My favourite Isolation Commission (#81) by Jeremy Berkman (inside an underground parking lot)
About the architecture of the Orpheum Annex & Pyatt Hall. Bingham and Hill Architects
I told him about the Bishop of Hippo, St. Augustine who had an interesting theory about music:
Augustine explained that when one listened to music one would hear a note in the past, listen to it in the present and predict the next note in the future. Of course we could state here that Augustine had no concept of atonal music.
And that is why I went to the fine three composer concert of very new music. I was not in my St. Augustine comfort zone at a concert of 19th century music at the Orpheum. At my ripe age of 80 I think I must still face challenges.
But I had a second reason for attending the concert with my graphic designer friend Graham Walker.
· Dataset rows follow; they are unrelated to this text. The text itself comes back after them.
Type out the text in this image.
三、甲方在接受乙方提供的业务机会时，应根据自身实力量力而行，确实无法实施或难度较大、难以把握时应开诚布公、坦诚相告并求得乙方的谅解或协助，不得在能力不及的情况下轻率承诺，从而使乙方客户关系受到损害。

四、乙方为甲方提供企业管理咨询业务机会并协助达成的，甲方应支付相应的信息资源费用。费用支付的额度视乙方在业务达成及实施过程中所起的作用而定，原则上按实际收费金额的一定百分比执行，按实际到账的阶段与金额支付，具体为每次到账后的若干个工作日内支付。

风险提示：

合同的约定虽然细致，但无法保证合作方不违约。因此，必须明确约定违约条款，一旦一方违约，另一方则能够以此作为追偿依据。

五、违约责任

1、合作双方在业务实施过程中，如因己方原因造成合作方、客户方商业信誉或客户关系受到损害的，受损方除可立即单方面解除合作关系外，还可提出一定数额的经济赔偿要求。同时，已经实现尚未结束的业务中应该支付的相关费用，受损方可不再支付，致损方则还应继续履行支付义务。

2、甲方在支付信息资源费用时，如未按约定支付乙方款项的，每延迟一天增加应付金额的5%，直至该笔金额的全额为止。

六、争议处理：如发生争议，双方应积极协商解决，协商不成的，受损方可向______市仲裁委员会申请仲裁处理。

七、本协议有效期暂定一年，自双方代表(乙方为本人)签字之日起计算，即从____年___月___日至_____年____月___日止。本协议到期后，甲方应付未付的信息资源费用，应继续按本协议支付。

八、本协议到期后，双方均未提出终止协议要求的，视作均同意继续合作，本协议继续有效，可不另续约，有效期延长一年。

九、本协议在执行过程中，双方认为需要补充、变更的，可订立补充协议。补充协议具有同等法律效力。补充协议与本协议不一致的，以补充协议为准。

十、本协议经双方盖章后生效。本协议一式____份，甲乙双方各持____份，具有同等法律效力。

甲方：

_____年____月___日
Because he is Scottish he insists in pronouncing baroque “barock”. Going to a Yarilo concert on my own, even though I was sitting next to composer John Oliver, would be alienating. Going with a friend makes it palatable and fun.
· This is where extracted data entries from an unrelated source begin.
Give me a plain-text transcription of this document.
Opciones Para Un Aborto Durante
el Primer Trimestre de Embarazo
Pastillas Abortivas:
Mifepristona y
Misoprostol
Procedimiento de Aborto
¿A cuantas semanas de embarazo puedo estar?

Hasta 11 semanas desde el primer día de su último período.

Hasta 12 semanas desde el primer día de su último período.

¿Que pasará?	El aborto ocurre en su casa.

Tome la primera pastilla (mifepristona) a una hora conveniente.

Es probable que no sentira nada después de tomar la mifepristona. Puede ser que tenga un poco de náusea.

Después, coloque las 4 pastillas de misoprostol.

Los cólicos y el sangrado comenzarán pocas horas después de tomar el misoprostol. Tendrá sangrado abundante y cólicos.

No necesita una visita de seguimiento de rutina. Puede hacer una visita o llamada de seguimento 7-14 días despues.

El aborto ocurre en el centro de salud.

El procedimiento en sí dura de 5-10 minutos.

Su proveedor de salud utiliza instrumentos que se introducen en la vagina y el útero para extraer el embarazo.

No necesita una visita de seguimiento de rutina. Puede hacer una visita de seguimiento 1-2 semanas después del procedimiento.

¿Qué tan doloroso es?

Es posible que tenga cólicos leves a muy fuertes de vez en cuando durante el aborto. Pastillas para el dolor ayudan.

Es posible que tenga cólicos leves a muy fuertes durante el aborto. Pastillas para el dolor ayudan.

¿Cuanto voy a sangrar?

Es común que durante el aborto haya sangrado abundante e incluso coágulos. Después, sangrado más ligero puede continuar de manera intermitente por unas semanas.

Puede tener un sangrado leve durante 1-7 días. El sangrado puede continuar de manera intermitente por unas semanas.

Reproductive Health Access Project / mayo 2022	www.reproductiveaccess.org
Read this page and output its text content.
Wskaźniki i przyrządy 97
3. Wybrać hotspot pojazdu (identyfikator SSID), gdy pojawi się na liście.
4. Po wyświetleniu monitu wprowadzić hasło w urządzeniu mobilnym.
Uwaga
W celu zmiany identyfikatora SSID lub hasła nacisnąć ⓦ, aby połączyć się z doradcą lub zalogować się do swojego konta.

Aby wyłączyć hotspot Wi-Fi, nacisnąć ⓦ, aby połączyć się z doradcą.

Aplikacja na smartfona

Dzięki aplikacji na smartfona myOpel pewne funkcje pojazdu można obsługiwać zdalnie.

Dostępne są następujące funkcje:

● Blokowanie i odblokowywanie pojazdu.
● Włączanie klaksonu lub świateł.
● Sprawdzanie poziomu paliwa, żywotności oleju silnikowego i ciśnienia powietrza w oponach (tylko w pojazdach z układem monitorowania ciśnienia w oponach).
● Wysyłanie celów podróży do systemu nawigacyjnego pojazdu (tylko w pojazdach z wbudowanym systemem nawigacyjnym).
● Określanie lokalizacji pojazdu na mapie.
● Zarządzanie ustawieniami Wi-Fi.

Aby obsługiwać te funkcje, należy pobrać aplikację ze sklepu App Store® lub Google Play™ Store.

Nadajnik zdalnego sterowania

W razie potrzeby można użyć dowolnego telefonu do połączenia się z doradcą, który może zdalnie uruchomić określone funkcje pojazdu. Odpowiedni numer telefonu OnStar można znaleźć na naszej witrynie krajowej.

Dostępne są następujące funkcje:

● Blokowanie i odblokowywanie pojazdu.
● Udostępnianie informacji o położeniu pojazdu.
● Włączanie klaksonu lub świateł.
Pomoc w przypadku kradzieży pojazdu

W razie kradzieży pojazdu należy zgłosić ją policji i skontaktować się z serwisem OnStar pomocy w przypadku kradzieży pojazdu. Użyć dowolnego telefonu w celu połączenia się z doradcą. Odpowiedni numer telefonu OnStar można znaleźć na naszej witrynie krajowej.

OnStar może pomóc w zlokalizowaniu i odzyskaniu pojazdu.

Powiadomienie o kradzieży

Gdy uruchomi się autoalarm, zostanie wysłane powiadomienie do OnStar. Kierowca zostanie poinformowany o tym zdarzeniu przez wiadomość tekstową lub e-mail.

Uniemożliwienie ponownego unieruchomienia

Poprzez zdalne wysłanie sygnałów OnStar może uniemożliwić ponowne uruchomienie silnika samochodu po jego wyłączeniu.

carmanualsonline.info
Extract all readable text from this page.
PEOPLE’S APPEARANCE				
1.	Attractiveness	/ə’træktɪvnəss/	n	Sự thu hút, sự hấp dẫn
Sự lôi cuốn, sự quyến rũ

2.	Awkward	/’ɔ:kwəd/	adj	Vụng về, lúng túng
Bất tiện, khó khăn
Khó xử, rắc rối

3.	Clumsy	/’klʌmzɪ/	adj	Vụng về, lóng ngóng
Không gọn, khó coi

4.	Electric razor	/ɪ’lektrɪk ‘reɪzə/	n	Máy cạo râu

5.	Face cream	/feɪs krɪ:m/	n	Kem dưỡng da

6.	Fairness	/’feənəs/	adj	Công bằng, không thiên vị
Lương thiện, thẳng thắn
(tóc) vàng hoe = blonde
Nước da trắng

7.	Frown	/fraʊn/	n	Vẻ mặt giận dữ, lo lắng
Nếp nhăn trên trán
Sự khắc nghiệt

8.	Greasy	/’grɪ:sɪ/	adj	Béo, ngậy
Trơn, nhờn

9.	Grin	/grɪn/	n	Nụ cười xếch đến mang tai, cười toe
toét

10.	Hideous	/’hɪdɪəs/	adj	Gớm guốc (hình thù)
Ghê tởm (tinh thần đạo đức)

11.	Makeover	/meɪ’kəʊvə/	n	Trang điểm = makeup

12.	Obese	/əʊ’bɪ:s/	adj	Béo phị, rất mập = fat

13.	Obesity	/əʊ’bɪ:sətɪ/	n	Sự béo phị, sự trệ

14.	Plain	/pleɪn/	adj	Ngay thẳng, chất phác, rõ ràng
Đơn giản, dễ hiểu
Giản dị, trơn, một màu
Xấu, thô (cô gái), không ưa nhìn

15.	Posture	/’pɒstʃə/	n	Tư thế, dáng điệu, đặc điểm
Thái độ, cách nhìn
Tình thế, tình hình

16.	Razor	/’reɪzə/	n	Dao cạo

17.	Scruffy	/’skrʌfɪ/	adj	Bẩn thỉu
That second reason was to watch and listen to my fave Vancouver pianist Jane Hayes treat her piano like the percussion instrument it is.
My joke as to why she was third in the program is that had she been earlier and demolished the piano, the other pianists would have been at a loss.
It was most pleasant to meet up (my first time) with Mexico City oboist Gerónimo Mendoza. Because I lived there for many years we are both what in Mexico they call chilangos (inhabitants of Mexico D.F.).
I took a few photographs of Leslie Dala with a slow shutter. I wanted to make him look like a humming bird. You see a humming bird and then you don’t. My belief is that few in his family can ever see him because of his busy schedule.
As a photographer I have always laughed at art speak. My program had the following on Giya Kancheli’s Valse Boston:
Allen Gimbal of the American Record Guide writes that “Valse Boston” revolves ( slowly) around a waltz topic, its trilled cadential figure adding a somnambulistic flavour to the the nightmarish proceedings. Again, the pensive soliloquy is often intensified by pounding clusters, but these passages grow out of the gray verdure like black weeds and seem to end up blending into the general darkness…” Iit has also been described as a surrealistic tableau of nostalgic melodies and blurred harmonies that are increasingly disrupted by violent clusters and strident tutti; these savage interruptions turn the piece’s atmospheric dream into a harsh and painful nightmare.”
Even the Bishop of Hippo would have a hard time understanding that.